When You Coming Home, the debut album from Ruark, doesn’t take very long to get us started with a righteous rhythm at all; in its opening title cut, we don’t have to wait for the wallop of gentle harmonies to come oozing out of the speakers at all – it pounces on us immediately. Along with “Time Wouldn’t Waste Away,” a track with a sensuous sway that could make anyone who lives and dies for quality melodies weak at the knees, and the introspective “Sweet Senseless World,” this first song in When You Coming Home gives us a picture window into the soul of its players through much more than catchy verses alone. Here, Ruark take old fashioned pop aesthetics and update them for the needs of a homespun hipster folk band, of which they’re definitely among the more talented actively playing in 2020.

URL: https://ruarkmusic.com/home

“Sick of It” initially sounds like Grant Hart covering a Melanie Safka song before quickly constructing a tension-based hook as alluring as it is complicated and unassumingly provocative, and while this is definitely one of the most creative experiments that When You Coming Home has to offer, it’s far from the only one. What follows in the blunt and chaotic “Never Miss” and jarringly sugar-laden “Never Apart” is an alternative to contemporary alternative music if I ever heard one, with both songs espousing as many sonic contradictions as they do one stylistic hybridity after another. This isn’t your mom and dad’s folk/rock record by any stretch of imagination; Ruark’s debut is simply too stimulating, and more notably, too multifaceted to be compared with any specific works of the past.

My favorite ballad from When You Coming Home is probably “Naturally,” another eccentric compositional exhibition piece wedged perfectly between the melodic “Never Apart” and oaky acoustic number “Jack of all Trades,” the latter song acting as one of the only formulaic tracks on the whole album. “In His Hands” is noticeably more emotional and gritty both aesthetically and literally, and while it isn’t quite as potent a tune as the closing song “Dry October Noon” is, let’s face it; not very many tracks are.
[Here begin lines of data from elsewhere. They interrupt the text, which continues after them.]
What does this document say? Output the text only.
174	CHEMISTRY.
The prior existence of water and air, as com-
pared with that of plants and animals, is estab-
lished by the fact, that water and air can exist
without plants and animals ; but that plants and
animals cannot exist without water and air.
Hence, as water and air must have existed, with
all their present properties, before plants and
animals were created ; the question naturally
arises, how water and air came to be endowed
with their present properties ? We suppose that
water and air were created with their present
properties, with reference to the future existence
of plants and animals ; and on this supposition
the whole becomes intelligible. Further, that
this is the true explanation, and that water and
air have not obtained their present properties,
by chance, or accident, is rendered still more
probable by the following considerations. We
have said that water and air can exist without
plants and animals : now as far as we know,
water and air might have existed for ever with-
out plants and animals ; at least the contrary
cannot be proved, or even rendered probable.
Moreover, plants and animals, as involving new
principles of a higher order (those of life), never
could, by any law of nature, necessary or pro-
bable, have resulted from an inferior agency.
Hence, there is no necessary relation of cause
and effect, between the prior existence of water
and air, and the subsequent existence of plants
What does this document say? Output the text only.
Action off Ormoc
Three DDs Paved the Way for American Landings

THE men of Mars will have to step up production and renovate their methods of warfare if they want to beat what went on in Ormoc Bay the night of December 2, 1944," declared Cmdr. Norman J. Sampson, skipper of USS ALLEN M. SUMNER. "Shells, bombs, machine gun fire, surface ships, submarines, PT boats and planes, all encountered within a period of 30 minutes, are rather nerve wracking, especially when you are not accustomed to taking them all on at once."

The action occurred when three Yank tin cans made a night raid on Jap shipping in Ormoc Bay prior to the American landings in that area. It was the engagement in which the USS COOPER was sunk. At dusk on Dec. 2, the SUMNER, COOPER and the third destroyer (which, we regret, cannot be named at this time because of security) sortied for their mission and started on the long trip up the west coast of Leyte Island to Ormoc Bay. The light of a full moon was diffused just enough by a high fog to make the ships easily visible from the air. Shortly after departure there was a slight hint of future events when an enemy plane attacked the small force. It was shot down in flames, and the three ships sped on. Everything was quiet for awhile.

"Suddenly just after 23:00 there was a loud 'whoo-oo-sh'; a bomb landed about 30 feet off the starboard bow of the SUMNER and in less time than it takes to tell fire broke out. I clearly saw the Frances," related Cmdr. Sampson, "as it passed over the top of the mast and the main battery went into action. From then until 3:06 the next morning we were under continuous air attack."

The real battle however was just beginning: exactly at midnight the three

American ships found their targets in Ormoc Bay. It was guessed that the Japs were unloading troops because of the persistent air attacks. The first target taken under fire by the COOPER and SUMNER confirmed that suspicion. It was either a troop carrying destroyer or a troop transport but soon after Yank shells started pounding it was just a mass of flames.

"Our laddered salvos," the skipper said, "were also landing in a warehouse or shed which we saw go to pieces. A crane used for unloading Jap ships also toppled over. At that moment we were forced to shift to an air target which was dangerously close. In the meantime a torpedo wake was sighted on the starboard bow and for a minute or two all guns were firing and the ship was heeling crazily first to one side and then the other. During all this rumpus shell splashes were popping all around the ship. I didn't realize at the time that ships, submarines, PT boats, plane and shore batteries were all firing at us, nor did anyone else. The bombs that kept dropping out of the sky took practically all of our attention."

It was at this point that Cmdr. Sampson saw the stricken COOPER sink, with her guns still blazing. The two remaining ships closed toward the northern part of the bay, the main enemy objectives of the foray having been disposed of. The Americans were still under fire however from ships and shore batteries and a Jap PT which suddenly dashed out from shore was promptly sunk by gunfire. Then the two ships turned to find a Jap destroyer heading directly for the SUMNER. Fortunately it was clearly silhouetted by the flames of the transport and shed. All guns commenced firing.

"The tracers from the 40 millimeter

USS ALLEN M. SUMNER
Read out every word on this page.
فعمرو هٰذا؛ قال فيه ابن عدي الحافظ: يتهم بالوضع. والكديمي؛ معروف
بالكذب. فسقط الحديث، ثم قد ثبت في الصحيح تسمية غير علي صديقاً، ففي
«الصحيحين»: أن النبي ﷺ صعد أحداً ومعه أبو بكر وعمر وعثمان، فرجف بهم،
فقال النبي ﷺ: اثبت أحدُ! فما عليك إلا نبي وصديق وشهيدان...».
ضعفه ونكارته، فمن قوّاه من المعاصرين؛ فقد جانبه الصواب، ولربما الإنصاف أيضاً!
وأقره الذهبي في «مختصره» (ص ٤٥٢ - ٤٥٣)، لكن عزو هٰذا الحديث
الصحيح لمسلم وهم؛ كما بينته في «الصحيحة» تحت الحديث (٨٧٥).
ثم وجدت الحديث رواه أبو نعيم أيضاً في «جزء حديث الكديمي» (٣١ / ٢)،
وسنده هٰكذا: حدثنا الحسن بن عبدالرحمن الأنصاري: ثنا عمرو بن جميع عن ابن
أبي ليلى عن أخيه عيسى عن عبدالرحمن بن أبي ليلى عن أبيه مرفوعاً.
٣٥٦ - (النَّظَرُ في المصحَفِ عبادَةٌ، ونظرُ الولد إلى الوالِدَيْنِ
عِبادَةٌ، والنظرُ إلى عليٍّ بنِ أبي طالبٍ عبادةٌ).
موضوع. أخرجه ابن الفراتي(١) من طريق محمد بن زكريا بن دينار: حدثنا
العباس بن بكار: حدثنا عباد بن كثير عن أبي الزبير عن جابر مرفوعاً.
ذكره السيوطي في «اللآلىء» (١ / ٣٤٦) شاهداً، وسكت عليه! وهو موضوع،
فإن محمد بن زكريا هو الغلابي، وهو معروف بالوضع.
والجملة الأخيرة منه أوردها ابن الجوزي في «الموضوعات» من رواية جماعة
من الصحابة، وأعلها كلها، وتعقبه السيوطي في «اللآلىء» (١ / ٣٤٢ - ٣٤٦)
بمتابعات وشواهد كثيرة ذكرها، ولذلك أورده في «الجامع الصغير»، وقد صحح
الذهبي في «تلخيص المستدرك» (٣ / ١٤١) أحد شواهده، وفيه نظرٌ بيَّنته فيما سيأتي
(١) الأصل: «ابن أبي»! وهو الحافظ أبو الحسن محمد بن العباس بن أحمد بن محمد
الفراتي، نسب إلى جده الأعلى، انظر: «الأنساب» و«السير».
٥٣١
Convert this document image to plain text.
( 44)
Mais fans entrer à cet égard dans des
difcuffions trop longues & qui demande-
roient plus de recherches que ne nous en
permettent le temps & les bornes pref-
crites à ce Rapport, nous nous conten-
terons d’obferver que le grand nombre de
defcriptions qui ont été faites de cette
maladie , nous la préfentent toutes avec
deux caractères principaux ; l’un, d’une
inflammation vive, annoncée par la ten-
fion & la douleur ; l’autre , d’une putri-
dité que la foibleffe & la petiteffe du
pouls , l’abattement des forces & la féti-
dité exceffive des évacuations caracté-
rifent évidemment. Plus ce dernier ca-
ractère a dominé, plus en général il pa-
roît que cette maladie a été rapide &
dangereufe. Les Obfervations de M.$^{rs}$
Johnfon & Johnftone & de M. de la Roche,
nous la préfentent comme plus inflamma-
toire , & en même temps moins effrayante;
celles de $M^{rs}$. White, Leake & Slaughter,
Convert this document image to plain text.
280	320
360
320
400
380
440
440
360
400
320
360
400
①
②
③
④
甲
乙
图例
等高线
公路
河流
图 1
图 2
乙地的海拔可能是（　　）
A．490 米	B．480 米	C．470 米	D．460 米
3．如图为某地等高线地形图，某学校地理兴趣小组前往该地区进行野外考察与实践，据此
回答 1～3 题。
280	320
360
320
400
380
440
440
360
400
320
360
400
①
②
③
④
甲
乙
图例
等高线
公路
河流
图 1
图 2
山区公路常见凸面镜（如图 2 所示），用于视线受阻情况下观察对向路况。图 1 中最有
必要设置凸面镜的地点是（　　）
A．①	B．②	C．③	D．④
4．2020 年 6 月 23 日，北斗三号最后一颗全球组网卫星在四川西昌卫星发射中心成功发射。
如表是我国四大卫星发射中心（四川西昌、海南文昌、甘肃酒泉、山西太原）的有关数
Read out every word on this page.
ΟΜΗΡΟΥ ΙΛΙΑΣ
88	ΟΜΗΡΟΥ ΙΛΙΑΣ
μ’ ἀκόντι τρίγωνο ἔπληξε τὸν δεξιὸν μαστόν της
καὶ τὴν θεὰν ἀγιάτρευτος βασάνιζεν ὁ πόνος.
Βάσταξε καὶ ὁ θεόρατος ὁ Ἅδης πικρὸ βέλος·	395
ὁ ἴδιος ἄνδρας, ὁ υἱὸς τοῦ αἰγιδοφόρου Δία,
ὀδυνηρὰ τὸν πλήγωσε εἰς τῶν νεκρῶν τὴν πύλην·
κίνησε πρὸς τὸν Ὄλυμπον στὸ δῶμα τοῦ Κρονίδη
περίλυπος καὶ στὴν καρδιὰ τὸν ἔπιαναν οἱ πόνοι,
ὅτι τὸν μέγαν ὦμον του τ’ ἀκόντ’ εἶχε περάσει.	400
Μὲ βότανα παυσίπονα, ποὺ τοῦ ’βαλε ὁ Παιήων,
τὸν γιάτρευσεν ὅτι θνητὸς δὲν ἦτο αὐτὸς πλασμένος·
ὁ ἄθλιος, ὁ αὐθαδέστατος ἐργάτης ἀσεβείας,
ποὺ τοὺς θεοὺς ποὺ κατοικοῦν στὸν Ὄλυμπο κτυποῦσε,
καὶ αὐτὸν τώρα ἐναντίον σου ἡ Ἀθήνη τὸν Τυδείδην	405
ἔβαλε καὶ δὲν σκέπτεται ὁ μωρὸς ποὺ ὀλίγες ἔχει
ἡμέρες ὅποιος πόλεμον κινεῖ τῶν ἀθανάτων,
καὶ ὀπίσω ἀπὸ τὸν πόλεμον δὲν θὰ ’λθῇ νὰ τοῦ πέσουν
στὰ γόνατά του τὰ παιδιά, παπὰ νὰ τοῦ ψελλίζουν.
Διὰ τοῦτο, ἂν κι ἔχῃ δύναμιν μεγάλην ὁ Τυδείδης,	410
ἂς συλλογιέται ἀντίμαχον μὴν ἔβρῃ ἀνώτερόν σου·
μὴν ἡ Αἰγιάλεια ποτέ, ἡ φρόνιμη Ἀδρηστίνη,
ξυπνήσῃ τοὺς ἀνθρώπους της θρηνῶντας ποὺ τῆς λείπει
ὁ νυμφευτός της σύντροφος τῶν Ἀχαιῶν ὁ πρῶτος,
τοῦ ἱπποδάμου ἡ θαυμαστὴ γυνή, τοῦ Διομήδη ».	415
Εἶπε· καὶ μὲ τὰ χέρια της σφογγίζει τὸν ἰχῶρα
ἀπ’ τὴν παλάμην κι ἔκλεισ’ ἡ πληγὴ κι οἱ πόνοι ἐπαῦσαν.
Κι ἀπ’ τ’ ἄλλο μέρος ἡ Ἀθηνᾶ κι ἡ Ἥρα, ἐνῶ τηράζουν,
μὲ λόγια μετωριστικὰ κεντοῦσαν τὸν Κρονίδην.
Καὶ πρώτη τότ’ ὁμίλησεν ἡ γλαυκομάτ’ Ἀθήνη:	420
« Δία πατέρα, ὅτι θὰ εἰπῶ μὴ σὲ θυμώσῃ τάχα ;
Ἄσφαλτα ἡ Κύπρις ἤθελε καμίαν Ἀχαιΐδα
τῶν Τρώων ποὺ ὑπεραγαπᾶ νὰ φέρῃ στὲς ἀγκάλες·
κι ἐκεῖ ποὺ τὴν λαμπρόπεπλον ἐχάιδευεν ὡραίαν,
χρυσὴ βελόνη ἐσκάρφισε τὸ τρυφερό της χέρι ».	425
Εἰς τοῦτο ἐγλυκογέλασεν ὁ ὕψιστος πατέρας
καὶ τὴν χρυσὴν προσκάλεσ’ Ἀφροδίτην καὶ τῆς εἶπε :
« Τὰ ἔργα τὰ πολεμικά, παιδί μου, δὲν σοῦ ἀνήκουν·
All of the material on this LP seems well-matched, but as is the case with most all albums, some of these songs stand out more than others are strong identity pieces indicative of who Ruark are as a group.

“Dry October Noon” brings When You Coming Home to a peaceful conclusion at the end of a nearly five minute-long opus of vocal and string volleying, and as it slips into the darkness from which the record first sprung up some ten songs earlier, the complete scope of artistry that we’ve just experienced starts to sink in for the very first time. Ruark are coming into the spotlight amidst one of the most competitive eras for folk artists since the 1960’s, but in their debut album, they demonstrate nothing but swagger and consistency in the studio. I’ll be eager to hear how it translates on stage, and even before then, in their sophomore release.